His eyes are red, face blotchy. “You were. You are . That’s what kills me.

It wasn’t about you . It was never about her .

It was about me being terrified. I didn’t think I deserved any of it, you, Jack, the life we were building.

I panicked. I spiralled. And I’ve regretted it every day since. ”

“You got to regret it in silence,” I say. “You got to lock it away while I looked at you like you were everything. Do you know how humiliating this is?”

He reaches for my hand, but I pull it back.

“I used to look at you like I worshipped you,” I whisper.

“Like the sun rose just to give you light to walk in. You’d show up with takeout after working late and I’d act like it was a grand romantic gesture.
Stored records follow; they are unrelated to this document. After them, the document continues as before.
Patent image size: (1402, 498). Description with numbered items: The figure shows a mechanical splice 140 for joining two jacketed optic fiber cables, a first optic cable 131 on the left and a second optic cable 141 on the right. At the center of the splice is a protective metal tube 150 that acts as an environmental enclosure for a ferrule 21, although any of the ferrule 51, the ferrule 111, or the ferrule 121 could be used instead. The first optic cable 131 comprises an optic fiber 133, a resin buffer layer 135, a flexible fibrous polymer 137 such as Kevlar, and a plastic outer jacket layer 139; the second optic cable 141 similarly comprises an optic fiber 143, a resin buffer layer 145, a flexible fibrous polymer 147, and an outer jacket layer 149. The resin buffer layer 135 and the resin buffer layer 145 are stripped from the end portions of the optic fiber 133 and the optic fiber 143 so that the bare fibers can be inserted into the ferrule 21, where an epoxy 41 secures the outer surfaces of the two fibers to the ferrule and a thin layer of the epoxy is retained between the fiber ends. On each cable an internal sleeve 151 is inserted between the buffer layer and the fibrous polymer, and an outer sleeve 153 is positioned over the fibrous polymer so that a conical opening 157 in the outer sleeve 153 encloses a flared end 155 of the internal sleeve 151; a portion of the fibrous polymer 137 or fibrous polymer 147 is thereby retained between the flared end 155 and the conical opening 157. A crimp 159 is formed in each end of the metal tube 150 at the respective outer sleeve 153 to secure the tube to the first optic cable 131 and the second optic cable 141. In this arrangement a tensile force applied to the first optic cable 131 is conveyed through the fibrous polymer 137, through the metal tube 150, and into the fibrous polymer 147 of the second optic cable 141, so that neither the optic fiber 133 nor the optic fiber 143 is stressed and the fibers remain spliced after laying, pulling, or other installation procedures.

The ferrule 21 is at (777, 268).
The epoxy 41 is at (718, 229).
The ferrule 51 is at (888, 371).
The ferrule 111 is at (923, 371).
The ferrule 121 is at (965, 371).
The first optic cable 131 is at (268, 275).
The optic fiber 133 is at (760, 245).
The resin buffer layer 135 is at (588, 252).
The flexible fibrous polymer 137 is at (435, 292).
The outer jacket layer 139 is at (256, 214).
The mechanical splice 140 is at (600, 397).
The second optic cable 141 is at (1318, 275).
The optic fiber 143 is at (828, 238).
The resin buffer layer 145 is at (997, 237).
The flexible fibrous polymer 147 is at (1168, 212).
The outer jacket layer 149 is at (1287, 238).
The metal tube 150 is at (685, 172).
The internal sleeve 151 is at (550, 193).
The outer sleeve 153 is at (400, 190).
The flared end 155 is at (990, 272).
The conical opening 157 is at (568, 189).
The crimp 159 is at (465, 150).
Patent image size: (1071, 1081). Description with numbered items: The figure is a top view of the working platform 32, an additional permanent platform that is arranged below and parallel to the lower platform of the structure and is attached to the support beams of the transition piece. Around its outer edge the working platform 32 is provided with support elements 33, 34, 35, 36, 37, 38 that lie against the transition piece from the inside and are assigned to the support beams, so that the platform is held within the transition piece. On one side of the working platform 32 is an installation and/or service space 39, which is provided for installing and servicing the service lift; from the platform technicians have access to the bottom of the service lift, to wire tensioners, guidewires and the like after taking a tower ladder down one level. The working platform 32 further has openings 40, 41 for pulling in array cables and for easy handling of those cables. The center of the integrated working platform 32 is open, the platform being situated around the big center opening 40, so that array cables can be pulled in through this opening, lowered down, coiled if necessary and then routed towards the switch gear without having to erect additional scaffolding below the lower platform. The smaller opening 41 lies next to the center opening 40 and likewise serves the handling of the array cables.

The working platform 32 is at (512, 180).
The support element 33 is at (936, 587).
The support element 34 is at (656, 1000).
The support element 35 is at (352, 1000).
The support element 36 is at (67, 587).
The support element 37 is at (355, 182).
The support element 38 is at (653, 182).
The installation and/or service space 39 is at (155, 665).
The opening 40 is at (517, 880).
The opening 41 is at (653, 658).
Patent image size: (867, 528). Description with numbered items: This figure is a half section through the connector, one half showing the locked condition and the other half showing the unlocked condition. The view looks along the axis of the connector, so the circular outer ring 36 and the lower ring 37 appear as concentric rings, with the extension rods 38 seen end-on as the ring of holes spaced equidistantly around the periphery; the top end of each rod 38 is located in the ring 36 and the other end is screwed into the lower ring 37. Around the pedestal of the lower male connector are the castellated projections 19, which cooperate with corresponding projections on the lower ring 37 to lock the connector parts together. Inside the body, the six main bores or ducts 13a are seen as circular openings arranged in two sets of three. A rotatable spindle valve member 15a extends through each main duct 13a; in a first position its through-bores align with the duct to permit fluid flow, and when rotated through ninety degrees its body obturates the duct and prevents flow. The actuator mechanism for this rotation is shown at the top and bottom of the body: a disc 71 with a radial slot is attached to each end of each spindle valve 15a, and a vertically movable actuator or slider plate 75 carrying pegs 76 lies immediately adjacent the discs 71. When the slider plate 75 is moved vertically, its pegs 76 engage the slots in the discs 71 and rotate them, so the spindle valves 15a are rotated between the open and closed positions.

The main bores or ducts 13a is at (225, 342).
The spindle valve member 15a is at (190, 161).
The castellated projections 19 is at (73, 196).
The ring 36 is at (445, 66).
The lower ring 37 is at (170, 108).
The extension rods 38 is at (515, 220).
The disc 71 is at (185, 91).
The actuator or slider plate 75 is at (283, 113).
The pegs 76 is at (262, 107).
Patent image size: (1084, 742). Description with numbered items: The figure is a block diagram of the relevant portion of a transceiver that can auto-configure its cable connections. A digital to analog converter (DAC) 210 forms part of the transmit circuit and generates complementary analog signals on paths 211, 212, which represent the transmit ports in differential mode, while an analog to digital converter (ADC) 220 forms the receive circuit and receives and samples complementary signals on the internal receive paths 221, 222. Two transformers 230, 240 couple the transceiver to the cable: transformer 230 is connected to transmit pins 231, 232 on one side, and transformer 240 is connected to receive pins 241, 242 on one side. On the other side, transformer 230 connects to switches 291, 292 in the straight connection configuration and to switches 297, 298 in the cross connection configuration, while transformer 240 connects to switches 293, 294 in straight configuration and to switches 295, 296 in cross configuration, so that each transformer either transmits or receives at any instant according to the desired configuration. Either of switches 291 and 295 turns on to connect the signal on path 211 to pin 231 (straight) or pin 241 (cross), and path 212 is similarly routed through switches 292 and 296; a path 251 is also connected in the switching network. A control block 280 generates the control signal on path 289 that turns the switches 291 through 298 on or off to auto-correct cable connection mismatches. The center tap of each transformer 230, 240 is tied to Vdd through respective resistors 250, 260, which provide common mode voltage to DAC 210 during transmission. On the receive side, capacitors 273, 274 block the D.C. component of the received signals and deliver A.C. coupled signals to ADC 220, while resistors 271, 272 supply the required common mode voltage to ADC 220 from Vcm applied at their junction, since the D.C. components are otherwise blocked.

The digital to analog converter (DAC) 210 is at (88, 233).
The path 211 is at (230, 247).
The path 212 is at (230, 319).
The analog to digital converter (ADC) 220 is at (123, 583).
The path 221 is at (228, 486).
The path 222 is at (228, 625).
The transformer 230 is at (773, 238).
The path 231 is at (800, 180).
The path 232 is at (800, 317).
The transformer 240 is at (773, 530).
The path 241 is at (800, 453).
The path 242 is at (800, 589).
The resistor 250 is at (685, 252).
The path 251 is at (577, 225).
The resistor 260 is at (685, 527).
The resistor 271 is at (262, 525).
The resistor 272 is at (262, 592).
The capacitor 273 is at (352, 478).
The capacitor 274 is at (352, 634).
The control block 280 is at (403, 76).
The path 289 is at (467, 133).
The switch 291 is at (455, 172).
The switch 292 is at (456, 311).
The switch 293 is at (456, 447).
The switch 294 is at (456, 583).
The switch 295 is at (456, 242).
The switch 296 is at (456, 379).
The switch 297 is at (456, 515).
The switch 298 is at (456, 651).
I thought your minimum effort meant you were trying.

I thought a sleepy ‘how was your day’ counted as love.

I filled in all the blanks for you. And now I wonder if you even noticed. ”

His mouth opens, maybe to deny it, maybe to apologize again, but I keep going.

“I don’t know what happens next,” I say, slower this time, each word pressing against the silence like a bruise. “But it’s not forgiveness. Not tonight. Maybe not ever.”

He nods, slowly. Broken. Silent.

And I sit there, wrapped in a robe that suddenly feels too thin, too fragile for a body carrying this much ache, next to a man I once believed would never break my heart. Not like this.

But he did.

And the part that hurts most is knowing I still want to believe he didn’t.